The Open State Foundation started Politwoops in the Netherlands in 2010, and its collection of deleted tweets proved a frequent source of embarrassment for politicians, as well as a useful tool for journalists.
But the foundation said it was informed on Friday night by Twitter that access was being shut off to Politwoops in the 30 countries in which it operates, following the blocking of Politwoops’ US operation in May.
It said Twitter was also blocking Diplotwoops, which screens deleted messages by diplomats and embassies worldwide.
The Open State Foundation said it was told that Twitter had decided to suspend access “following thoughtful internal deliberation and close consideration of a number of factors that doesn’t distinguish between users”.
“No one user is more deserving of that ability (to delete tweets) than another. Indeed, deleting a tweet is an expression of the user’s voice,” Twitter told the foundation.
Since being formed at a so-called hackathon five years ago, Politwoops spread to 30 countries from Egypt to the Vatican, as well as the European Parliament.
It started operating in the US in 2012 thanks to the Sunlight Foundation, which fights for transparency in politics.
In a statement to AFP, Twitter said that “the ability to delete one’s tweets — for whatever reason — has been a long-standing feature of Twitter for all users”.
Twitter policy says that those who have access to its APIs (application programme interfaces), as Politwoops did, must delete content “that Twitter reports as deleted or expired”.
“From time to time, we come upon apps or solutions that violate that policy. Recently we identified several services that used the feature we built to allow for the deletion of tweets to instead archive and highlight them,” Twitter said.
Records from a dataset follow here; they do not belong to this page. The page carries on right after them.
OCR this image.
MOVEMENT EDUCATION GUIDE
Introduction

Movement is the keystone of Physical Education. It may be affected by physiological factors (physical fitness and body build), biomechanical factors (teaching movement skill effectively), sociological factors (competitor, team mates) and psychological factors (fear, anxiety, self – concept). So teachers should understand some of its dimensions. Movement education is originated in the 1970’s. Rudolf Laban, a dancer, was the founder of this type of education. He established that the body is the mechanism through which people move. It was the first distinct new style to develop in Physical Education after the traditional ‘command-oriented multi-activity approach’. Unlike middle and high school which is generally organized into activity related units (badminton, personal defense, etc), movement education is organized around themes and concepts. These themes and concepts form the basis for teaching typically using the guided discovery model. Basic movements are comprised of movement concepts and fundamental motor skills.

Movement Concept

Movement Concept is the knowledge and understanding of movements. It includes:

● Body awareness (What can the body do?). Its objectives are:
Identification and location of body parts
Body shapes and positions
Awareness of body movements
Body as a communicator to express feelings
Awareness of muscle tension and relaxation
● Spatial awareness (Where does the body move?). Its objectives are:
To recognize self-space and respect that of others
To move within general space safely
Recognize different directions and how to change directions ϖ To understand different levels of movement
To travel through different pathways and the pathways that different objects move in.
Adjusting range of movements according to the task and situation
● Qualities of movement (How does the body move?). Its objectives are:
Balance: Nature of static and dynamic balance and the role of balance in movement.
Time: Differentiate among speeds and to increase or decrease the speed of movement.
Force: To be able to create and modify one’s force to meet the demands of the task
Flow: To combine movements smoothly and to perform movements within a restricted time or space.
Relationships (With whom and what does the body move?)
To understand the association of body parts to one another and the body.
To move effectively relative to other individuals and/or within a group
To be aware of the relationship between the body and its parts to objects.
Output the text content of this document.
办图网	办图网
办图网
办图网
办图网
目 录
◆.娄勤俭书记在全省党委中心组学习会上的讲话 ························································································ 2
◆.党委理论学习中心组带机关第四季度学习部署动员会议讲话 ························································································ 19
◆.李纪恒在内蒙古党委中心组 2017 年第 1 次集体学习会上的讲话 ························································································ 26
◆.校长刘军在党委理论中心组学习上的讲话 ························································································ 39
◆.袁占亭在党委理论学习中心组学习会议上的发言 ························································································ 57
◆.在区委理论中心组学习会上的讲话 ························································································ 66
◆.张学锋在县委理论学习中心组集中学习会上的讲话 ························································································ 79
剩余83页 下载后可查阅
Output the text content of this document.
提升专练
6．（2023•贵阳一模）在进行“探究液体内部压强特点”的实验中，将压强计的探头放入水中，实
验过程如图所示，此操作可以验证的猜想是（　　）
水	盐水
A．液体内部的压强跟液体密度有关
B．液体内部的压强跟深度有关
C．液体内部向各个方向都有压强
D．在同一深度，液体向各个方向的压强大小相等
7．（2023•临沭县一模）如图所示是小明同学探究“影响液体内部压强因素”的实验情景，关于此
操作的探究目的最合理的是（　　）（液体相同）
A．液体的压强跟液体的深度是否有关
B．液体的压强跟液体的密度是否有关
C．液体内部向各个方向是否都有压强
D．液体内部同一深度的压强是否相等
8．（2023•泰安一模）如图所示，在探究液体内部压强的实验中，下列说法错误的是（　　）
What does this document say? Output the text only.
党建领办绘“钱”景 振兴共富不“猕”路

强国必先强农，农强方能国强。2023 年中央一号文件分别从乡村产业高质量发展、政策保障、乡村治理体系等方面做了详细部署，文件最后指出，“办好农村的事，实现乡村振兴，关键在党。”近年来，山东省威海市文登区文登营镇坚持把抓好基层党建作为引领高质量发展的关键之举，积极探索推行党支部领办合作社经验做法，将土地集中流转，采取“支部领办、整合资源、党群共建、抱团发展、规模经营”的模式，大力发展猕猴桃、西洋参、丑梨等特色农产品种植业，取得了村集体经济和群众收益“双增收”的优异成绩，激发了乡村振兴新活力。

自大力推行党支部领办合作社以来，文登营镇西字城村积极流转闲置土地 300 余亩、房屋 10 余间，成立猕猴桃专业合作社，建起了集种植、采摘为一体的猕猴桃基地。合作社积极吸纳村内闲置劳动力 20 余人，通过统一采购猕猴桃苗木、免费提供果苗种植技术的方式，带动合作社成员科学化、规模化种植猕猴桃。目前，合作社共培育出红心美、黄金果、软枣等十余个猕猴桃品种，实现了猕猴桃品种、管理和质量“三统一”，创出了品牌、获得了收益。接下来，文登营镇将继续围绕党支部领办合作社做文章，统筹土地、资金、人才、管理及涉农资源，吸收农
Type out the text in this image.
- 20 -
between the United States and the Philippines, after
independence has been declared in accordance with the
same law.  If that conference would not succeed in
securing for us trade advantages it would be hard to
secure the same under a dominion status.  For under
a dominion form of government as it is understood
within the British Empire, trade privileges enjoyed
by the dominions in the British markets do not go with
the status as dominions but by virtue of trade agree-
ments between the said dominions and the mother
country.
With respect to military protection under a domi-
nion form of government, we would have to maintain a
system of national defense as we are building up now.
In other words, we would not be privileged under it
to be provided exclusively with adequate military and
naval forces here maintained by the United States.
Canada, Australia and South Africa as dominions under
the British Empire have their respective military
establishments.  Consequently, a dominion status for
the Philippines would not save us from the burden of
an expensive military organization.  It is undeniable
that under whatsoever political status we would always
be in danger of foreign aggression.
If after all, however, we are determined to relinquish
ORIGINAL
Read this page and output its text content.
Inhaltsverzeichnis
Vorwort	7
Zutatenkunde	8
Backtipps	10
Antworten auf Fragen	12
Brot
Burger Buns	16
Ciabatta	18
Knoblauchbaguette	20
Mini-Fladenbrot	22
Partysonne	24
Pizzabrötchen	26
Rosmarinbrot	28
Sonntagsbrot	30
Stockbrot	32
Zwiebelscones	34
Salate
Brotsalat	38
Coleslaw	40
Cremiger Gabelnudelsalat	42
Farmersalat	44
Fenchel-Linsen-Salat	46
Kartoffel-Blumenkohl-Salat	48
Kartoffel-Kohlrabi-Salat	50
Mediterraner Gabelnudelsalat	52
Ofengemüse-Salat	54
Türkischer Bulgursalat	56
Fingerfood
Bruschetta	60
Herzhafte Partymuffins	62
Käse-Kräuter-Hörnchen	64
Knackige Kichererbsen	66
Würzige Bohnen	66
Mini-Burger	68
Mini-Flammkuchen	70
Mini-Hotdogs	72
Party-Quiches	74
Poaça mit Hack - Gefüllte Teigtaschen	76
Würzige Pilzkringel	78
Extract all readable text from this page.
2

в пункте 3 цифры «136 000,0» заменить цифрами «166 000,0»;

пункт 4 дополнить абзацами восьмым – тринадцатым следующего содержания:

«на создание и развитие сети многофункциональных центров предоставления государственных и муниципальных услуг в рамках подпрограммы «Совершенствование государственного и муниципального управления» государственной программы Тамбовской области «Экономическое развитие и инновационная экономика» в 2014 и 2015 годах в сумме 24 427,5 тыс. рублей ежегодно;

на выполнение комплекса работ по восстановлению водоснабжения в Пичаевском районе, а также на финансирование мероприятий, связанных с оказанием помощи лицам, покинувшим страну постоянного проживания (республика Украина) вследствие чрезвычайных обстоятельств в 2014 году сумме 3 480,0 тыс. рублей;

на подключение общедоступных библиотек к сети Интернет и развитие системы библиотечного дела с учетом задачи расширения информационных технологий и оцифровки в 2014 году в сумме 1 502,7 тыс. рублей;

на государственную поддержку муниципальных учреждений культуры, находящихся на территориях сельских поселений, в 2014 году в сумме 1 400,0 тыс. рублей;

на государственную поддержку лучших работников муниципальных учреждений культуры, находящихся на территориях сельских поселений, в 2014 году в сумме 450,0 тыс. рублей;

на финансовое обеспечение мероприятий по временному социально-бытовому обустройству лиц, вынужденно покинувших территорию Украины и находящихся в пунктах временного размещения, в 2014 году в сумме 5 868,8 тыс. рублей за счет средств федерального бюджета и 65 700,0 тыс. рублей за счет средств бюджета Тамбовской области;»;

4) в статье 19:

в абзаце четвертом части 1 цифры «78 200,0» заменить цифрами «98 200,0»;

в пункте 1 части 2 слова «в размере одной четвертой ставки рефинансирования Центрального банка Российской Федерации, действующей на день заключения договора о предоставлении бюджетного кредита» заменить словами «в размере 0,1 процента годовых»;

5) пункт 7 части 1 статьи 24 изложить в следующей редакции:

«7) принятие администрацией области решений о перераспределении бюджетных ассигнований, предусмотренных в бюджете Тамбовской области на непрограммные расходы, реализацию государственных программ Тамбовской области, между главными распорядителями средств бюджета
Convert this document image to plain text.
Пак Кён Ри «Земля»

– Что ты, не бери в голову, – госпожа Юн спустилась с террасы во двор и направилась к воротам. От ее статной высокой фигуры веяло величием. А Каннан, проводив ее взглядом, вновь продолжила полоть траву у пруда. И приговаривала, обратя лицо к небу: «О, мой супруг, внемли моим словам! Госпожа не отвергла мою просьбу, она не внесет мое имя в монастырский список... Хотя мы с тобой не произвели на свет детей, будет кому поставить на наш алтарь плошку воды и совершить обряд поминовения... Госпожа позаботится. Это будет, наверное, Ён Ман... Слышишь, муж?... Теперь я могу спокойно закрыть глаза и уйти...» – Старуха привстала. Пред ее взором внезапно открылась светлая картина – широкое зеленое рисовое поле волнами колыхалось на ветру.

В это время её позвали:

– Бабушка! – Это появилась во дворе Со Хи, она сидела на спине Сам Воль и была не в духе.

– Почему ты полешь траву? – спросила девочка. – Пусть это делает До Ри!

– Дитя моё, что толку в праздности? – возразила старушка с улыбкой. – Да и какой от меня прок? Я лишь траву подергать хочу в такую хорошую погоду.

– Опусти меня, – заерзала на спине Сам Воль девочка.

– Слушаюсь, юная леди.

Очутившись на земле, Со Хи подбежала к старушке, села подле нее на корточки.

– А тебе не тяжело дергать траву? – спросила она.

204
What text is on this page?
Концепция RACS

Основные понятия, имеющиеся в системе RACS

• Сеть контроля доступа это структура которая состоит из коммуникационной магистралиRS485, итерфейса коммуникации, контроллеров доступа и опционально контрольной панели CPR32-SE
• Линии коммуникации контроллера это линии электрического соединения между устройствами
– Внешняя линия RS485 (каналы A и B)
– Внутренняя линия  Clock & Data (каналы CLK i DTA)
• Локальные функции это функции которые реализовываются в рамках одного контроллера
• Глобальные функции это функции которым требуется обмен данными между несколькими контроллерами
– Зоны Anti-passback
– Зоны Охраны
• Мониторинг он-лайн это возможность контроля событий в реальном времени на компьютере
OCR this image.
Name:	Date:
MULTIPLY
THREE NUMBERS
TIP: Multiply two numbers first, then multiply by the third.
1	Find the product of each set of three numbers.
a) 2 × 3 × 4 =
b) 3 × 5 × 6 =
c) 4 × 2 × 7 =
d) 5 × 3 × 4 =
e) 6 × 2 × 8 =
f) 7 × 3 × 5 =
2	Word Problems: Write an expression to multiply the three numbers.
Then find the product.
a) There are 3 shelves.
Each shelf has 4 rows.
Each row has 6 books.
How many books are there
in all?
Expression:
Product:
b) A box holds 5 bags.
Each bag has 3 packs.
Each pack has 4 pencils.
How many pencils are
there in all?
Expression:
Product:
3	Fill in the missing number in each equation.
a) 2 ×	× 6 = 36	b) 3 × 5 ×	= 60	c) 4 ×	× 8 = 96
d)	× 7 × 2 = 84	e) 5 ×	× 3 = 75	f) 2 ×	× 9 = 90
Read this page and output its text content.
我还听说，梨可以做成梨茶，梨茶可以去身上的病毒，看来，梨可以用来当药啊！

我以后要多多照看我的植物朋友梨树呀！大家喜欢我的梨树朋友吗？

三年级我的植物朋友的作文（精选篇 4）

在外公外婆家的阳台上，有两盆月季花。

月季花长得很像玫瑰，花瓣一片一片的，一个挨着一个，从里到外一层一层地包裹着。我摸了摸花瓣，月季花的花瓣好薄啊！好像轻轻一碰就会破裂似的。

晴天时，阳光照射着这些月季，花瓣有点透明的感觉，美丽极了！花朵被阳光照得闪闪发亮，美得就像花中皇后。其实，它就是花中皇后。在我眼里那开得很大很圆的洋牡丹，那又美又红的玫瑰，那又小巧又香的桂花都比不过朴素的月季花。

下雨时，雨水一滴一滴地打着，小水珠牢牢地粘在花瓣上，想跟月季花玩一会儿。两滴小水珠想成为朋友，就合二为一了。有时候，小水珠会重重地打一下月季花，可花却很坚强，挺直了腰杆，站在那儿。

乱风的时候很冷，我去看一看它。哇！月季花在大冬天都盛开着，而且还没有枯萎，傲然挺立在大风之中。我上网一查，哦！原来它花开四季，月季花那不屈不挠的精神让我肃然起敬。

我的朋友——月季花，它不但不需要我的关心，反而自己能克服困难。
“We subsequently informed these services of their noncompliance and suspended their access to our APIs.”
Open State Foundation director Arjan El Fassed insisted comments made by politicians on Twitter should remain in the public domain.
“What elected politicians publicly say is a matter of public record. Even when tweets are deleted, it’s part of parliamentary history,” he said.
“What politicians say in public should be available to anyone,” El Fassed added.
“This is not about typos but it is a unique insight on how messages from elected politicians can change without notice.”
A check on the Politwoops website on Monday showed no activity for the past two days.